Foi isso que aconteceu com o julgamento da matéria de facto agora impugnada, porquanto partindo do forte indício de que a RR. não queria vender a fracção onde habitava e muito menos o queria fazer à senhora com quem o seu então marido mantinha uma relação extraconjugal – nada mais óbvio, que dispensa quaisquer outros comentários. E com a utilização daquela procuração era por demais evidente que o seu então marido pretendia retirar essa mesma fracção do domínio da RR. – também facilmente inteligível. E é por demais perceptível que só com estes últimos acontecimentos é que a RR. teve conhecimento dos contratos de compra e venda que tinham como objecto a fracção habitacional onde residia – igualmente intuitivo e evidente.

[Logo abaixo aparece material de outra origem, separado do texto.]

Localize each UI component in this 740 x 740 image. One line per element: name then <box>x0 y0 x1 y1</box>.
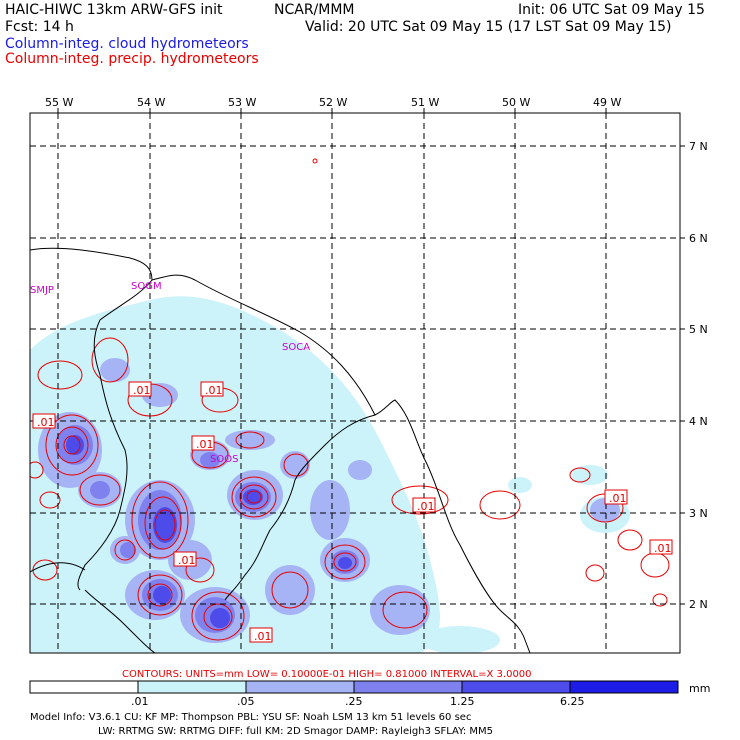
contour-label: .01 <box>254 630 272 643</box>
lat-label: 7 N <box>689 140 708 153</box>
lat-label: 6 N <box>689 232 708 245</box>
contour-label: .01 <box>609 492 627 505</box>
lon-label: 50 W <box>502 96 531 109</box>
legend-precip: Column-integ. precip. hydrometeors <box>5 51 259 67</box>
lon-label: 51 W <box>411 96 440 109</box>
colorbar-tick: 1.25 <box>450 695 475 708</box>
lon-label: 52 W <box>319 96 348 109</box>
station-label: SOCA <box>282 342 311 353</box>
forecast-hour: Fcst: 14 h <box>5 19 74 35</box>
lat-label: 5 N <box>689 323 708 336</box>
contour-label: .01 <box>654 542 672 555</box>
colorbar-tick: .05 <box>237 695 255 708</box>
colorbar-unit: mm <box>689 682 711 695</box>
station-label: SMJP <box>30 285 54 296</box>
lat-label: 2 N <box>689 598 708 611</box>
axis-ticks <box>57 108 685 605</box>
map-frame <box>29 112 681 654</box>
contour-info: CONTOURS: UNITS=mm LOW= 0.10000E-01 HIGH… <box>122 669 532 680</box>
contour-label: .01 <box>37 416 55 429</box>
legend-cloud: Column-integ. cloud hydrometeors <box>5 36 249 52</box>
station-label: SOGM <box>131 281 162 292</box>
contour-label-boxes <box>32 381 673 643</box>
contour-label: .01 <box>196 438 214 451</box>
contour-label: .01 <box>133 384 151 397</box>
coastline <box>30 247 531 653</box>
contour-label: .01 <box>178 554 196 567</box>
contour-label: .01 <box>417 500 435 513</box>
lat-label: 4 N <box>689 415 708 428</box>
station-label: SOOS <box>210 454 239 465</box>
colorbar-tick: .25 <box>345 695 363 708</box>
model-info-line2: LW: RRTMG SW: RRTMG DIFF: full KM: 2D Sm… <box>98 726 494 737</box>
org-label: NCAR/MMM <box>274 2 355 18</box>
lat-label: 3 N <box>689 507 708 520</box>
lon-label: 49 W <box>593 96 622 109</box>
lon-label: 55 W <box>45 96 74 109</box>
contour-label: .01 <box>205 384 223 397</box>
init-time: Init: 06 UTC Sat 09 May 15 <box>518 2 705 18</box>
colorbar-tick: 6.25 <box>560 695 585 708</box>
valid-time: Valid: 20 UTC Sat 09 May 15 (17 LST Sat … <box>305 19 672 35</box>
model-title: HAIC-HIWC 13km ARW-GFS init <box>5 2 223 18</box>
model-info-line1: Model Info: V3.6.1 CU: KF MP: Thompson P… <box>30 712 472 723</box>
lat-lon-grid <box>30 113 680 653</box>
colorbar-tick: .01 <box>131 695 149 708</box>
cloud-shading <box>30 296 630 653</box>
lon-label: 54 W <box>137 96 166 109</box>
lon-label: 53 W <box>228 96 257 109</box>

Aliás, este entendimento sai reforçado com a carta recebida pela RR. em 04/abr./2013, que lhe é dirigida pela advogada da referida C..., sendo intimidada para sair da referida fracção, assim como pela carta resposta por si enviada em 16/abr./2013, onde reafirma que é proprietária dessa fracção, desconhecendo quaisquer negócios contrários (8.º e 9.º dos factos provados). E mais reforçado fica quando o seu ex-marido D... enviou em 11/jun./2013 requerimento ao processo de divórcio respeitante ao casamento celebrado entre este último e a RR. afirmando “nada ter a opor em relação à atribuição provisória da casa de morada de família à aqui Ré” (13 dos factos provados)."
*3. [Comentário] Apenas uma precisão: o facto probatório (ou instrumental) não deve ser confundido com o facto indiciário. A distinção pode ser feita nos seguintes termos:
-- O facto probatório é um facto que serve de base a uma presunção legal ou judicial, ou seja, um facto do qual se infere um outro facto;
-- O facto indiciário é um facto que possibilita a suposição de um outro facto; por exemplo: se alguém apareceu doente depois de ingerir uma refeição num restaurante, constitui um indício de que a doença foi contraída através da refeição tomada nesse restaurante se outros clientes também ficaram a padecer da mesma doença.